Dedans un petit nouveau (fin aout 2018) mignon tout plein avec au fond, une cuisine ouverte façon dinette avec même un four à pizza. Ils sont trois à bosser là dedans à commencer par un monsieur d’un entrain épatant qui semble être le patron, qui parle fort comme à Aubagne et vous sert la main comme si vous étiez collègueu depuis 15 ans alors que la boutique n’a que 4 semaines d’existence. Au service, l’enjoué taulier est secondé au service par un collaborateur. Une dame cuisine. Bref: comme l’établissement est intime, il règne une ambiance toute amicale de restaurant de quartier pour évadés des bureaux alentours. Question cuisine, c’est du « fait maison » archi survendu par le taulier et… on le croit!
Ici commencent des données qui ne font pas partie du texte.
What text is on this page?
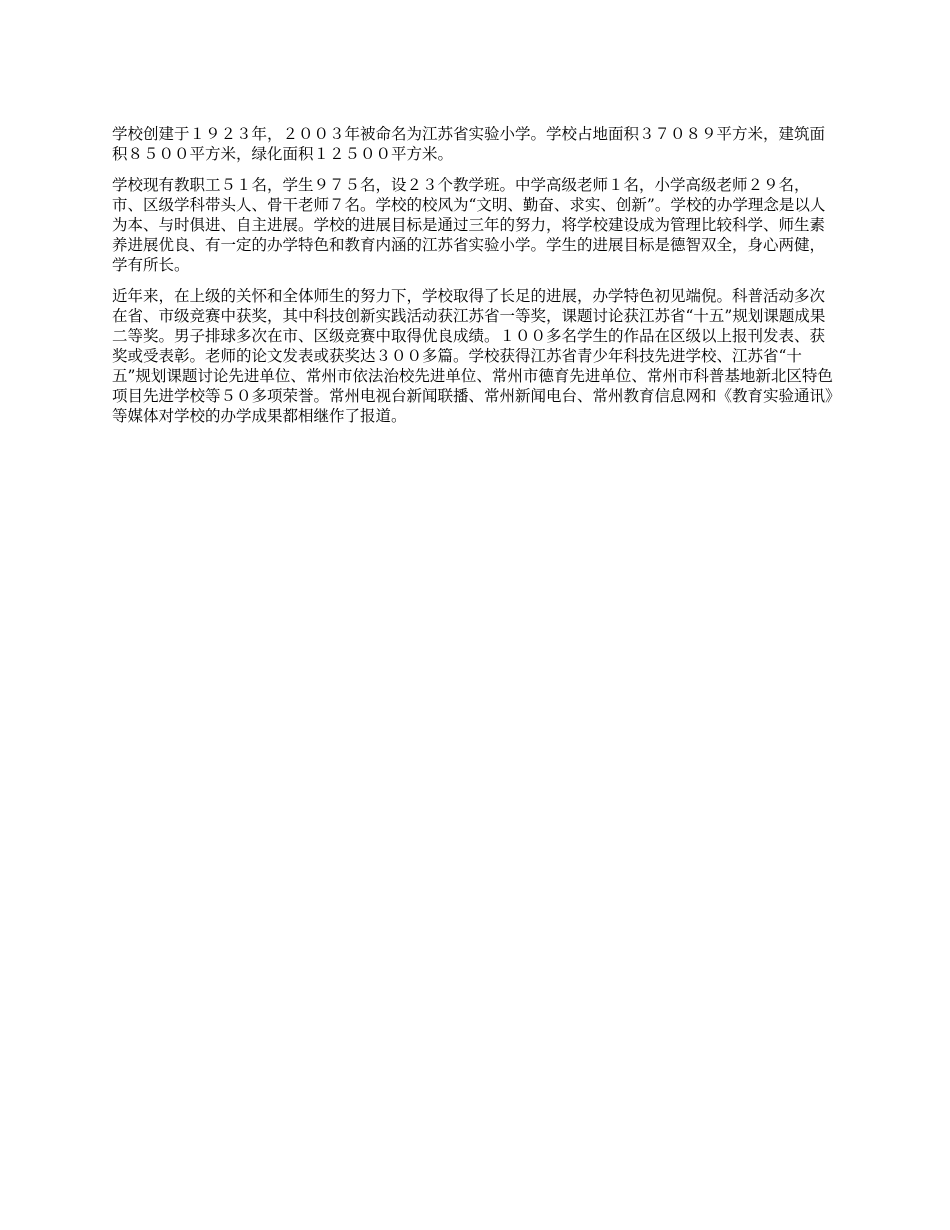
学校创建于１９２３年，２００３年被命名为江苏省实验小学。学校占地面积３７０８９平方米，建筑面积８５００平方米，绿化面积１２５００平方米。

学校现有教职工５１名，学生９７５名，设２３个教学班。中学高级老师１名，小学高级老师２９名，市、区级学科带头人、骨干老师７名。学校的校风为“文明、勤奋、求实、创新”。学校的办学理念是以人为本、与时俱进、自主进展。学校的进展目标是通过三年的努力，将学校建设成为管理比较科学、师生素养进展优良、有一定的办学特色和教育内涵的江苏省实验小学。学生的进展目标是德智双全，身心两健，学有所长。

近年来，在上级的关怀和全体师生的努力下，学校取得了长足的进展，办学特色初见端倪。科普活动多次在省、市级竞赛中获奖，其中科技创新实践活动获江苏省一等奖，课题讨论获江苏省“十五”规划课题成果二等奖。男子排球多次在市、区级竞赛中取得优良成绩。１００多名学生的作品在区级以上报刊发表、获奖或受表彰。老师的论文发表或获奖达３００多篇。学校获得江苏省青少年科技先进学校、江苏省“十五”规划课题讨论先进单位、常州市依法治校先进单位、常州市德育先进单位、常州市科普基地新北区特色项目先进学校等５０多项荣誉。常州电视台新闻联播、常州新闻电台、常州教育信息网和《教育实验通讯》等媒体对学校的办学成果都相继作了报道。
Un plat du jour vendu 10€ et trois autres plats possibles à 10€ (poulet basquaise), 12€ (maniche) et un faux-filet à 17€. Et des pizzas. Alors j’ai pris la pizza « royale ». Le four fait le job à température, champignons frais. Jambon cru trop séché discutable, il remplace l’habituel jambon blanc. Le vrai problème est le coulis de tomate: il est un peu vieux alors il transpire l’ail macéré. Tu croques avec gourmandise dans le fromage et le jambon, tu te paluches des morceaux d’ail non écrasés. C’est embêtant de manger une pizza et de transpirer l’aïoli en fin de parcours. Enfin bon. Plaisir gâché, 12/20.

C’est toujours mieux que le « fiadone » glacé sortie du frigo. Comme une terrine aride aux saveurs bloquées par le froid. Ressemble au circulaire dessert portugais appelé « pasteis de nata », sorte de flan. 11/20. Le top c’est le joli patio ombragé qui fait la vie plus belle aux clopeux et aux allergiques aux bagnoles. Trinquil. Le pire: café Henri Blanc aussi mauvais que de coutume vendu 2€. Note gribouillée sans TVA. Pas de menu affiché dehors sinon le plat du jour. Aubagne quoi.